McVicar-Stein and Wollin Photo Collections
Adapted from an article Historic Madison's Journal, Volume XVI
by Ann Waidelich and John Danielson
On May 13, 1999, Historic Madison bought the McVicar-Stein and Wollin photo collections from Tim Romano. The collections contain over 100,000 negatives and prints from three prominent Madison commercial photographers who were active between 1926 and 1980.
Angus B. McVicar was born in Sheboygan Falls, WI in 1903. The family moved to Madison in 1917. Angus attended Carroll College in Waukesha for two years then returned to Madison to marry his childhood sweetheart, Genevieve Milward, in 1925. He started the McVicar Photo Service in 1926 at the age of 23 in the basement of the family's floral shop at 723 University Avenue. He was the first in Madison to use a flash. A large part of his early work was taking pictures for The Capital Times. In 1942, he sold the photograph business to George Stein and concentrated on running the family's floral business which was more lucrative. After World War II, competition in the floral business was so intense that Angus closed the University Floral Shop and went back into photography, working for George Stein's Photo Copy Service.
George Stein was born in Madison in 1913. He attended Central High School and took UW Extension photography classes from Prof. Freeman Brown, who was director from 1913 to 1957 of the UW Photographic Laboratory. George married Bernardine Annen in 1922. George's first photo job was working for the WI Blue Print Company making photostats of documents and exhibits for the federal oil trial held in Madison from October through January 1937-38. He bought his own photostat machine in 1938 and went into business for himself. He acquired Angus McVicar's Photo Service in 1941, moved the equipment from University Avenue to 206 E. Main Street and changed the business name. In 1943, George moved the Photo Copy Service to 211 W. Mifflin Street. During WW II, he took class and individual ID photos of the servicemen and women training at Truax Field and at the University.
After the war, a subsidiary of Photo Copy Service, known as Madison Film Productions, shot movie film of news events in WI for television broadcasts. Angus' son Richard was the cameraman for Madison Film Productions.
E. William "Bill" Wollin was born in 1914 in Beloit, WI. He attended the UW School of Journalism.

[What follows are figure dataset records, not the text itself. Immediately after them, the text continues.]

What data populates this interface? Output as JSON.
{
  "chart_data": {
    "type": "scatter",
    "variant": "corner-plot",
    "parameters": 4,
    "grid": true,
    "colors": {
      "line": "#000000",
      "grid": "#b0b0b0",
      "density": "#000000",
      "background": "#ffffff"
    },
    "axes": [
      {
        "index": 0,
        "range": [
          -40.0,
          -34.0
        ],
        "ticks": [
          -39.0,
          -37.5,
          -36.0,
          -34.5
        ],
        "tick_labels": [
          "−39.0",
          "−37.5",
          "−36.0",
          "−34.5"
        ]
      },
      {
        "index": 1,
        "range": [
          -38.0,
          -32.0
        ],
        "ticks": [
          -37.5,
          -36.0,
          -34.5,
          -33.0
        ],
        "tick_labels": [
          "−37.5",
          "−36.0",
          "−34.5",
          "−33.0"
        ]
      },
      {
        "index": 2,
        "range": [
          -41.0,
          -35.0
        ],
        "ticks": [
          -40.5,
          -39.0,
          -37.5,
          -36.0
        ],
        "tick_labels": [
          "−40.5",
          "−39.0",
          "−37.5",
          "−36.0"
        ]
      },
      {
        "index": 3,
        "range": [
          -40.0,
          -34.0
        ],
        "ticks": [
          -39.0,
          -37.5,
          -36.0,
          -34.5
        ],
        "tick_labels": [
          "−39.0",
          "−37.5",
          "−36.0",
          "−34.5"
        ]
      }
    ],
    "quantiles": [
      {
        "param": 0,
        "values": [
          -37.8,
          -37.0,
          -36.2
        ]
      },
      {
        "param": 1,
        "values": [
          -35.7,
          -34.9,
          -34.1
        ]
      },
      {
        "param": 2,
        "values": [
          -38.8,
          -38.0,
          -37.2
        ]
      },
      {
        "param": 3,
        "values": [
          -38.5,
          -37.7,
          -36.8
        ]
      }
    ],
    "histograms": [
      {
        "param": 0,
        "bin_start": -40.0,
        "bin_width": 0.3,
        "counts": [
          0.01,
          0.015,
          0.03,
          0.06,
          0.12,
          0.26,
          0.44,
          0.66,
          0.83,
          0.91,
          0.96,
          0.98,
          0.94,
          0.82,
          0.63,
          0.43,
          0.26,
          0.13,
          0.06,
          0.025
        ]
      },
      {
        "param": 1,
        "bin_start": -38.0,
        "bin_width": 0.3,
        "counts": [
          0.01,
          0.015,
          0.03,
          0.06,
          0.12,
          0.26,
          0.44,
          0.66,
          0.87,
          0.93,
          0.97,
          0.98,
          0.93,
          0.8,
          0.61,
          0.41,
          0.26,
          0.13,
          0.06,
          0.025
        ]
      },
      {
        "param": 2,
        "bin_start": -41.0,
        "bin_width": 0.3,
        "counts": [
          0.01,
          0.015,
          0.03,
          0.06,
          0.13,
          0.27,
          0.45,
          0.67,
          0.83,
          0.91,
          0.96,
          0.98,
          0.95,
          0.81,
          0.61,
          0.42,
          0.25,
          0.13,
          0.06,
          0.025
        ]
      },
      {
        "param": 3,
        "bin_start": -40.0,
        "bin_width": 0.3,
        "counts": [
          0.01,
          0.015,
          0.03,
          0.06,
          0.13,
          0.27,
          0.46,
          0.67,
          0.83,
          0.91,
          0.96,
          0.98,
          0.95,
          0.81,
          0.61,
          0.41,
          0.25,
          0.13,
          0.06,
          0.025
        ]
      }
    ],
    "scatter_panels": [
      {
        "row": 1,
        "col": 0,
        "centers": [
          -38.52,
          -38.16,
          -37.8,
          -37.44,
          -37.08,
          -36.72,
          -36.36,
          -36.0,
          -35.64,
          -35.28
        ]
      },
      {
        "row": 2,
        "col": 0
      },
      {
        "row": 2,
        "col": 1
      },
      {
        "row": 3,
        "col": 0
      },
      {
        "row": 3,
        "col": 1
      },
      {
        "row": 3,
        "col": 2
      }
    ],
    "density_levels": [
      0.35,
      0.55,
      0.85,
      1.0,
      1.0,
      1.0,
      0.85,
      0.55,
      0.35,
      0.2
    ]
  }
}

He and fellow student Burton M. "Max" Smith opened the Smith/Wollin Studio in 1945 at 20 N. Carroll Street with encouragement from the Arthur Towell Advertising Agency and Louis Heindel, advertising manager at the Madison newspapers.
The Wollin Studio grew to be the second largest advertising-photography studio in WI.
In 1949, he married Darlene Quinn Vernon. Darlene was a well-known jazz accordionist and served as a model and photo stylist for the Wollin Studio, becoming a portrait photographer in her own right. Bill was inducted into the Professional Photographers of America and was inducted into its Hall of Fame in 1979. The studio moved to 151 E. Gorham Street, currently the Madison Urban League, in 1960 and stayed there until 1977. At that time, the business moved to 433 Grand Canyon Drive and was downsized. The Wollins bought a motor home so that they could go "on location" to shoot photographs. In 1980, the business was sold to James W. Forrestal. By chance, the Wollin negatives were saved from the trash when the Wollins discovered that Forrestal was throwing them away. The Wollins moved to Melbourne Beach, FL where they continued to take photographs until Bill's death from heart disease at the age of 79 in 1993. Darlene died at Daytona Beach, FL in 2004. In 1991, Tim Romano, who works as a movie projectionist, struck up a conversation with George Stein who worked as a ticket taker with him at the Point Cinema. George told Tim about his photo business and said he wanted to dispose of the old negatives and prints. Tim offered to buy them, and with the purchase he started his own business called Historic Photo Service, selling copies of the photographs. In 1993, Madison Magazine published an article on Tim's business which Bill Wollin saw. Wollin offered to let Tim sell prints from his negatives and split the profit 50-50. After Bill's death, Tim bought the negatives from Bill's widow.
By 1998, Tim realized his Historic Photo Service could not provide a living wage and announced he wanted to sell the collections. Historic Madison decided to raise the money to buy the collections. Because the society has no permanent space, the collection was donated to the Visual Materials Archive at the Wisconsin Historical Society library, fourth floor.
There are about 10,000 negatives in the McVicar-Stein collection and another
10,000 negatives in the Wollin Collection. 6,000 of the McVicar-Stein negatives
were indexed when Tim Romano owned the collection. That index is available on
the computers in the Wisconsin Historical Society Archives Room. There is also a
Register Book to the McVicar-Stein collection which they kept at the time the
photos were taken. It is arranged chronologically by the date of when the pictures
were taken. The Register Book for the Wollin collection has been lost, but a few
of the photos were indexed by Tim Romano.